Abstract
The texts of the lifetime quartos of Shakespeareʼs Hamlet and the first posthumous folio of 1623 differ significantly. Their analysis and comparisons underlies the researchers’ assumptions and hypotheses about the “authorʼs” manuscripts, “foul papers”, prompt-books, “pirated” editions, the specifics of authorʼs vocabulary, spelling and punctuation, different kinds of emendations: typists’ errors and negligence, “authorʼs” edits, justified and unjustified interventions of editors, etc. But above all they determine our idea of Shakespeareʼs worldview, the laws of life and culture of his time, often relevant today. In modern editions two discrepancies we examined are usually reproduced not from the good quarto of 1604 (Q2, left), but according to the First folio version (F1, right): sanctity – sanitie (II, 2, 207); gamgiuing – gain-giuing (V, 2, 194). Russian translations are also made from it.
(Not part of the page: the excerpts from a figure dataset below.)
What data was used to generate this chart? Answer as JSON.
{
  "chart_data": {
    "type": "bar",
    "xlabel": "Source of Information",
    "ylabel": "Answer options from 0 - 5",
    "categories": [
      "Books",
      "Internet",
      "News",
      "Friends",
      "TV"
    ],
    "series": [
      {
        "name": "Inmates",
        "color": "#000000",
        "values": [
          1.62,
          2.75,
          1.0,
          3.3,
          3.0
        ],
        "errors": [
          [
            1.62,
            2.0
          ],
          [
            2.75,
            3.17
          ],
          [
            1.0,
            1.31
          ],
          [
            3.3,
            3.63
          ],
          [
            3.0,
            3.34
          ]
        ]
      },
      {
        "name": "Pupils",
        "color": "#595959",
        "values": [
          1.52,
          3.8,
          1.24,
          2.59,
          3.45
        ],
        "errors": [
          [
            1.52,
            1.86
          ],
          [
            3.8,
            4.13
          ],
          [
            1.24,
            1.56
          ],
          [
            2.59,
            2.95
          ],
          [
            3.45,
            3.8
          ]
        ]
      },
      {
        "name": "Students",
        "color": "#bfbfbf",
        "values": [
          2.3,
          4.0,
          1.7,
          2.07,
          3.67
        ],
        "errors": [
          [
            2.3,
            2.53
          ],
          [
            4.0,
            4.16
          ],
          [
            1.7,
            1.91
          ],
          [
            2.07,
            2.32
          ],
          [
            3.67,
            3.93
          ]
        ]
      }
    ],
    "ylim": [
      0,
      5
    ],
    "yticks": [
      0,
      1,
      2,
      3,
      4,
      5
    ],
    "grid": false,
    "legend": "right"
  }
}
A comparative study of the text and the context of these passages led us to the following conclusions. In both cases preference should be given to the “true and perfect” text of the Second quarto (Q2) and proceed from it in reprints and new translations of Hamlet. In scholarly editions of the play both places need detailed commentary, which is important for Shakespearean studies. Gamgiuing requires a correction to gaming with justification of the probable cause of the typo. Both words explain the development of the complex motive of game and gaming in the play, and specifically Hamlet’s attitude towards the game: his penchant for wise play with words and meanings, considered as “madness” by “carnal” men (1Cor 2: 12–15), and his rejection of gambling in the logic of Roger Ascham’s treatise Toxophilus (1545).